From the above, it should be apparent that the molded shroud 12 provides a relatively thin air duct, or channel surrounding frame 16 so that a relatively low volume of cooling air is necessary to provide adequate cooling for the machine. Although a relatively low volume of cooling air is required, the close spacing between the machine and shroud results in a relatively high velocity of the air, thereby producing a highly efficient cooling for the machine. Further, the spacing between the shroud and the metal frame results in the outer surface of the shroud being substantially cooler than the frame itself, with the result that the shroud feels cool to the touch so that any anxiety by the operator that her machine is running too hot is effectively eliminated.
The more uniform cooling of the machine frame also makes it possible for the machine's lubricating system to do a more efficient job of transferring the heat to the frame. When only radiation and convection was relied on to dissipate the heat, many areas of the frame's outer surface were relatively inefficient.
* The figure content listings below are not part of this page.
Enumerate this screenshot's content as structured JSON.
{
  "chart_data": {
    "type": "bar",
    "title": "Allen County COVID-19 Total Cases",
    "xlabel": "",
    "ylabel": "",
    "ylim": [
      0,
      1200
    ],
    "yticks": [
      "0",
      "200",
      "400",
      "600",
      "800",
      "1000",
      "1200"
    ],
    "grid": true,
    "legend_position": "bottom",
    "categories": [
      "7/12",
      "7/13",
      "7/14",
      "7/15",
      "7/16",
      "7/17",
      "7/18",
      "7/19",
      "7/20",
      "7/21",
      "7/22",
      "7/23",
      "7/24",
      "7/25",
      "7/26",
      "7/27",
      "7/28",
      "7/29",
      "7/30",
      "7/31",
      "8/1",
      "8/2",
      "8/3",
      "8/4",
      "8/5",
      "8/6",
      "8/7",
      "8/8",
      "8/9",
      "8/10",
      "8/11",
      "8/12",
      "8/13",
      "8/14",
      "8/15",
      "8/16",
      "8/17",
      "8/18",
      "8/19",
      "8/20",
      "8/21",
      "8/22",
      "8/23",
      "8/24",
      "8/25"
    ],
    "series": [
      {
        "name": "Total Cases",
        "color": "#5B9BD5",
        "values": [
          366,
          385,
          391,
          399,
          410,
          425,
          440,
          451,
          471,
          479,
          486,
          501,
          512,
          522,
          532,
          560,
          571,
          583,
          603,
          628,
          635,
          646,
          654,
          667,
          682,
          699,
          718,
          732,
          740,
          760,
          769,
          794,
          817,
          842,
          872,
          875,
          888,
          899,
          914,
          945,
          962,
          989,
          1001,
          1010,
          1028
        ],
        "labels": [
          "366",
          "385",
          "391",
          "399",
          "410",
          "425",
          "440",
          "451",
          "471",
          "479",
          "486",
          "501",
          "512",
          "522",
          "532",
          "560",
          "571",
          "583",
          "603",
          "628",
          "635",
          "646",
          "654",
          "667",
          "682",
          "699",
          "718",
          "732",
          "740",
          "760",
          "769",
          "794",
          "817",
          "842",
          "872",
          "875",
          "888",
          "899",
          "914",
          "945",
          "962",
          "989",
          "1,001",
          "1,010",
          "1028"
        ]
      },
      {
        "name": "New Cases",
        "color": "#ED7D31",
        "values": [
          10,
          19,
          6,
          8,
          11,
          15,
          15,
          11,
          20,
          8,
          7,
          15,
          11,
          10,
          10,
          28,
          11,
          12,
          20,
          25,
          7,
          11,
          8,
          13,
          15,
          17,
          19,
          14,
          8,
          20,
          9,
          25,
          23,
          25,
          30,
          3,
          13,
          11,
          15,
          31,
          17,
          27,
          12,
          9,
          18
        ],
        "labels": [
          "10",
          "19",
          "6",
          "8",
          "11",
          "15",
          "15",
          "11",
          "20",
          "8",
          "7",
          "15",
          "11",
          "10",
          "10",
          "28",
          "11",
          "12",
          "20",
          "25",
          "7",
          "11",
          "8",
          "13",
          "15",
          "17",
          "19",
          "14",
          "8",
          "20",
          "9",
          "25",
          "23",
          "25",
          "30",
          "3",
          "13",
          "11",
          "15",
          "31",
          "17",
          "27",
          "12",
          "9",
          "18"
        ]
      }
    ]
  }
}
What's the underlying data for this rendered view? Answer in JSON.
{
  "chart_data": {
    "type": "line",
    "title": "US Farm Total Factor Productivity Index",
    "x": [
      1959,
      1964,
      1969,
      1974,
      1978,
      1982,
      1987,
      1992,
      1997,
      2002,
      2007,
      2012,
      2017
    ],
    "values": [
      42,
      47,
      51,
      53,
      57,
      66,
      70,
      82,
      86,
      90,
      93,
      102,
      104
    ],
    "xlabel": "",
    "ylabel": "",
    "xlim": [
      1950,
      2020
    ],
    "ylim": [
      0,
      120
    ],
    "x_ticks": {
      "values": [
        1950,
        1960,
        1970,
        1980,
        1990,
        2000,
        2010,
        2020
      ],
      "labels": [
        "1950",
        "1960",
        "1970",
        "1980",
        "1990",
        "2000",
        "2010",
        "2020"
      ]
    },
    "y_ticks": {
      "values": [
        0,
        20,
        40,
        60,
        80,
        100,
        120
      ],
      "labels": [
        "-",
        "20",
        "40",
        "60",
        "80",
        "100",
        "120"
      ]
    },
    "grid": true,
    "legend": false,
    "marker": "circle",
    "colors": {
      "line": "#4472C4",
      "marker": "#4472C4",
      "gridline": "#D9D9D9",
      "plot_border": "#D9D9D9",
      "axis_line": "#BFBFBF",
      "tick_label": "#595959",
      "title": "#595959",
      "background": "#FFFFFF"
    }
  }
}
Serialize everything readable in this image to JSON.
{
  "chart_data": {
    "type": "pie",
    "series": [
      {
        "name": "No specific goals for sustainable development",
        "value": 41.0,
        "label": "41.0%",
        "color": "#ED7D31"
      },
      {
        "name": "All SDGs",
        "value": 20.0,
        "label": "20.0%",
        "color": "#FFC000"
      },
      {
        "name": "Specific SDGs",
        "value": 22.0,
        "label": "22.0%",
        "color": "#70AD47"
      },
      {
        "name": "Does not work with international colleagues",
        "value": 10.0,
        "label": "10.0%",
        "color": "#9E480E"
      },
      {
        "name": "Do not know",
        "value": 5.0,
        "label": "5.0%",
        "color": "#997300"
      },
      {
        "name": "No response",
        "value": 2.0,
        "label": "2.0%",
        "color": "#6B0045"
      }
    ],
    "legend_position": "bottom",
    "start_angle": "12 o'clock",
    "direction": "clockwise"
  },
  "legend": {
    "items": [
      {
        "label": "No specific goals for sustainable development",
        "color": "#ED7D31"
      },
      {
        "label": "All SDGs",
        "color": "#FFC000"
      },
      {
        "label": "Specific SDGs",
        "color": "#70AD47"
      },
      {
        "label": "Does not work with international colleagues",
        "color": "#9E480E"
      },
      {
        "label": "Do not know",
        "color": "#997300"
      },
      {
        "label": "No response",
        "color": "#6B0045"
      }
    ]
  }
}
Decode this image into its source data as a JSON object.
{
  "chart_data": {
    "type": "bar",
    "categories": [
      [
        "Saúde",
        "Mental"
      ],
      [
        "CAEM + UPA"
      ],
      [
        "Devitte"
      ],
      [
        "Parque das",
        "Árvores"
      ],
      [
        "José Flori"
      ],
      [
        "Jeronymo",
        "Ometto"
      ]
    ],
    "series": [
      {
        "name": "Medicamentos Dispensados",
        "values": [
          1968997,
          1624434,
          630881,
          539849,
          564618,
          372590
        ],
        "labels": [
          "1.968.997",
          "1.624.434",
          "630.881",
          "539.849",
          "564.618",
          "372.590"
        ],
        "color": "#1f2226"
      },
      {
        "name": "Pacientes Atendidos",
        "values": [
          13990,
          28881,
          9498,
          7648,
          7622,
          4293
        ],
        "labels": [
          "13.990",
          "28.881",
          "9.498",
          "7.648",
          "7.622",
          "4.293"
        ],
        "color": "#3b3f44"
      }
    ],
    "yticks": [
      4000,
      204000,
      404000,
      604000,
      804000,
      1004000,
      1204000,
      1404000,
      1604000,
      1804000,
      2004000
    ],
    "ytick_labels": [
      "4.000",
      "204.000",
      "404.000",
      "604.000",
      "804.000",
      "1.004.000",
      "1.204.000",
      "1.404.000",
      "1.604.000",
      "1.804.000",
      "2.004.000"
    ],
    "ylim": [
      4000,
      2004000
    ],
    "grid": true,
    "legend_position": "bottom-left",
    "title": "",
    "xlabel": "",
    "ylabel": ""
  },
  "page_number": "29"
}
However, by spraying or otherwise dispersing the lubricant over the inner surface of a frame which is more uniformly cooled, the lubricant is maintained at a lower temperature and therefore provides better lubrication and more adequate cooling. Also, in the event of a local hot spot, or area of the frame which requires greater cooling, the outer surface of the frame may readily be provided with cooling fans without in any way altering the aesthetics of the machine.
While we have disclosed a preferred embodiment of our invention, we wish it understood that we do not intend to be restricted solely thereto, but that we do intend to include all embodiments thereof which would be apparent to one skilled in the art and which come within the spirit and scope of our invention.